El estudio de Harlot no consistía en mucho más que el macizo escritorio de roble oscuro y un enorme sillón. Los muebles Victorianos, de alrededor de 1850, obviamente satisfacían la idea que tenía Harlot de un estilo agradable. Como él decía, el gusto por lo sólido e importante otorgaba solemnidad a los deseos subterráneos y lascivos del período. Un pensamiento demasiado profundo para describir un mueble, aunque su magnífico sillón de caoba medía casi dos metros de altura. La parte superior del respaldo tenía como marco un arco gótico con flores cuadrifolias caladas. Si se considera que el respaldo correspondía al sólido diseño Chippendale de los apoyabrazos, patas y asiento, se comprenderá que el resultado era tan barroco como una catedral en medio de la campiña inglesa.

Los otros cuartos nunca los vi.
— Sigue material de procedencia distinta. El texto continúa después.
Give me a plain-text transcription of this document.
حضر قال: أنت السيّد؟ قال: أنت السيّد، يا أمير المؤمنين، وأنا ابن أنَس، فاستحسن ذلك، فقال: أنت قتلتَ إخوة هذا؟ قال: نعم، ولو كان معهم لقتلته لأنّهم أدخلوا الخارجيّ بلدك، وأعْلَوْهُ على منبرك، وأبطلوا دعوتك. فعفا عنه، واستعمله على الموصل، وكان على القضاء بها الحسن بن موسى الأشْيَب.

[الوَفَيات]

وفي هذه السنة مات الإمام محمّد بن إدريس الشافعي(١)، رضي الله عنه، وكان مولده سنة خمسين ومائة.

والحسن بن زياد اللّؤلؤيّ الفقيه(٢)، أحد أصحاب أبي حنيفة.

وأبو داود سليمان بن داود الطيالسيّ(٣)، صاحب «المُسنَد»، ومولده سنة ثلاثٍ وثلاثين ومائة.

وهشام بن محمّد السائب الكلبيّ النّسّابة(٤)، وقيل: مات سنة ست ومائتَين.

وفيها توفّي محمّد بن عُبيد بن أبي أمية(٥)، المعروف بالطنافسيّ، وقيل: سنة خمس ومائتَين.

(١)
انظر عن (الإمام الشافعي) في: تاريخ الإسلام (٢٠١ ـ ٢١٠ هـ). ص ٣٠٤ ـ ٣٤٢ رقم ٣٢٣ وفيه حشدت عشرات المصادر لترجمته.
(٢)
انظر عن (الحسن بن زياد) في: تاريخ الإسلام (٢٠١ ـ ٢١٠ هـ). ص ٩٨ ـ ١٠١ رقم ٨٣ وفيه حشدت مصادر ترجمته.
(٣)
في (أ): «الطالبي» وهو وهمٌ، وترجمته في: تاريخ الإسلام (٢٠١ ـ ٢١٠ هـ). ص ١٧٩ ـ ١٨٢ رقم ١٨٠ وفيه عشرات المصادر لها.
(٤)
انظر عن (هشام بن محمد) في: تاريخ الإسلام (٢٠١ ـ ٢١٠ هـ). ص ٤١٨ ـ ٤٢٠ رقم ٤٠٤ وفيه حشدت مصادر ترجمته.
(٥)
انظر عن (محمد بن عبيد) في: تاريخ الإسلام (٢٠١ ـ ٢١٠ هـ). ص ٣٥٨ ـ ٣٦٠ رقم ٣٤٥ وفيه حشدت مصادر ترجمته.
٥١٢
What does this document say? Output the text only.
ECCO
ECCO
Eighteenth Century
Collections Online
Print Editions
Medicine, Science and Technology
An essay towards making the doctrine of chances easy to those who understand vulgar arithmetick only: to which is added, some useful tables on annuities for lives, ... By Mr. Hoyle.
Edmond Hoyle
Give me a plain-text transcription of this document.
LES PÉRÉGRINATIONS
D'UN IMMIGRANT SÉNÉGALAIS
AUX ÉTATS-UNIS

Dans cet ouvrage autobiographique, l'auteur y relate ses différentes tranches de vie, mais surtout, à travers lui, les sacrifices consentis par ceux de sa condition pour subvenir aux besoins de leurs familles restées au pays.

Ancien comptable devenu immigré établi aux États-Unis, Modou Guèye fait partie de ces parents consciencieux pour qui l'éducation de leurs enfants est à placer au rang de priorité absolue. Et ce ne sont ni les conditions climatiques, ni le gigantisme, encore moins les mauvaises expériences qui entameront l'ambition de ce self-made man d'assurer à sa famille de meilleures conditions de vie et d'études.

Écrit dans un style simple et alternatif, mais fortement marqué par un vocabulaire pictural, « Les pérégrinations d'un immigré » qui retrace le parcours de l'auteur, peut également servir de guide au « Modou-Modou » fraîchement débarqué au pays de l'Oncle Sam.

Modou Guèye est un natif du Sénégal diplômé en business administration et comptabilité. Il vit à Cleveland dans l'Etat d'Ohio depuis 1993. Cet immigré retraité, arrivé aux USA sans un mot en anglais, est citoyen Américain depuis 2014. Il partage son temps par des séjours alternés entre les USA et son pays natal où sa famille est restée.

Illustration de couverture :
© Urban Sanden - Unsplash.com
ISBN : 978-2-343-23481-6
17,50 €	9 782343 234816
Permítaseme corregir. La cocina era una vieja despensa junto al comedor con su provisión de ollas y trébedes de hierro fundido, y estuve en ella muchas veces, conversando con Kittredge mientras ella cocinaba para los tres. Adonde nunca fui invitado a entrar, era a la biblioteca que Harlot tenía en el piso superior, y había además dos o tres dormitorios donde solía estar el pajar. Tampoco fui invitado nunca a quedarme a dormir. Quizá tenían el temor de los dueños de casa de que si era admitido en el piso superior terminaría ingeniándomelas para vivir con ellos. ¡Qué veladas pasamos! Si bien nunca iba sin telefonear primero, y hubo más de una noche en que no estaban o tenían invitados que no querían que conociese, aun así en sus almuerzos tuve acceso a una extraña colección de gente. (De hecho, yo era demasiado joven como para advertir cuan curiosos y mutuamente incompatibles eran algunos de los invitados.) El columnista Joseph Alsop me pareció exageradamente patriótico, incluso para mi punto de vista, y debo agregar que dejaba escapar un pesado suspiro cada vez que se discutía algún asunto militar o relacionado con la Compañía. La idea de que pudiese haber jóvenes estadounidenses dedicados a estas actividades obviamente lo conmovía. Alsop también demostró ser de un esnobismo prodigioso. A mí no me prestó atención hasta que se enteró de que Hubbard, el miembro de la junta, era mi padre. Entonces me invitó a comer, invitación que yo tuve el gusto de no aceptar, imitando una actitud característica de mi padre.